User experience data
- Generally, not everything is captured in the ticketing and tap-in or out data,
- The analyst suggests that this needs a ‘soft’ side too.
- Furthermore, Thevesh suggests that the minister has to sit with experts, design brief, but a high-impact survey on key points and survey users regularly.
- Why? It’s the core to supplement the electronically generated data.
- It’s data that is often forgotten in society.
- Anthony Loke has to consult the OKU community and appoint accessibility ‘ranger’s, one per station.
- Then, it has to be surveyed thoroughly.
- Thevesh thinks that this is the missing element in Malaysia’s public transport.

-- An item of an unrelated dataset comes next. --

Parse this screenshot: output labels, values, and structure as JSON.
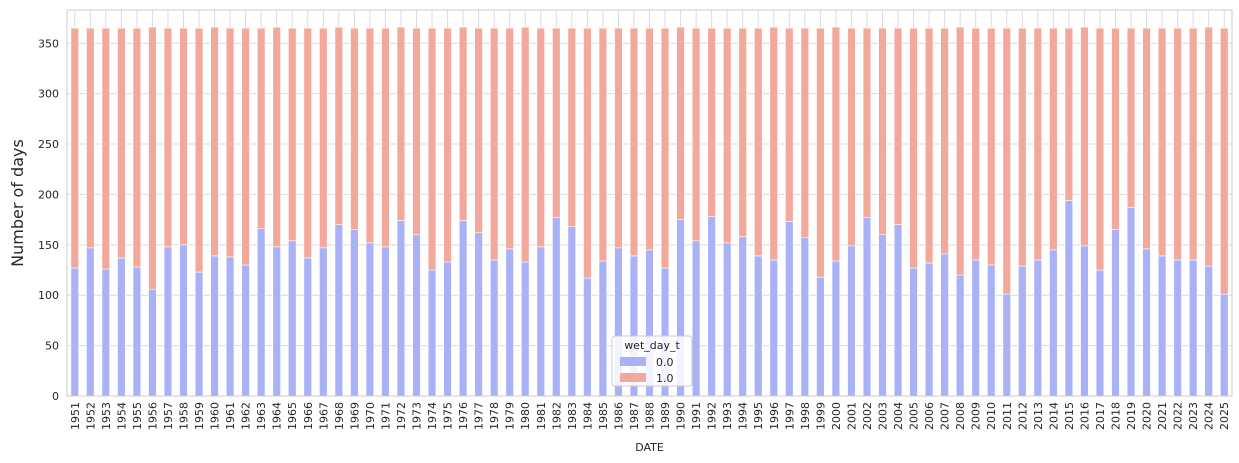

- Thevesh doesn’t know how much of this data progresses, but if not already implemented, sensors and monitors for predictive and preemptive maintenance should be installed quickly.
- These short-term costs are saving money in the long run.
- Plus, regular public logging of upkeep work should be continued.
- The data is responsible for checking if trains are late. It’s monitored publicly.
- Next, check if schedules of different lines can be better synced to minimize bottlenecks.
- For example, to allow the KJ line sufficient time to walk to the Ampang line from Masjid Jamek.
- Thus, it’s to optimize anything within the current constraints.
We’re hoping that our public transport will undergo a better transformation in the future. Hence, the authorities involved should take immediate action to ensure the efficiency of its services.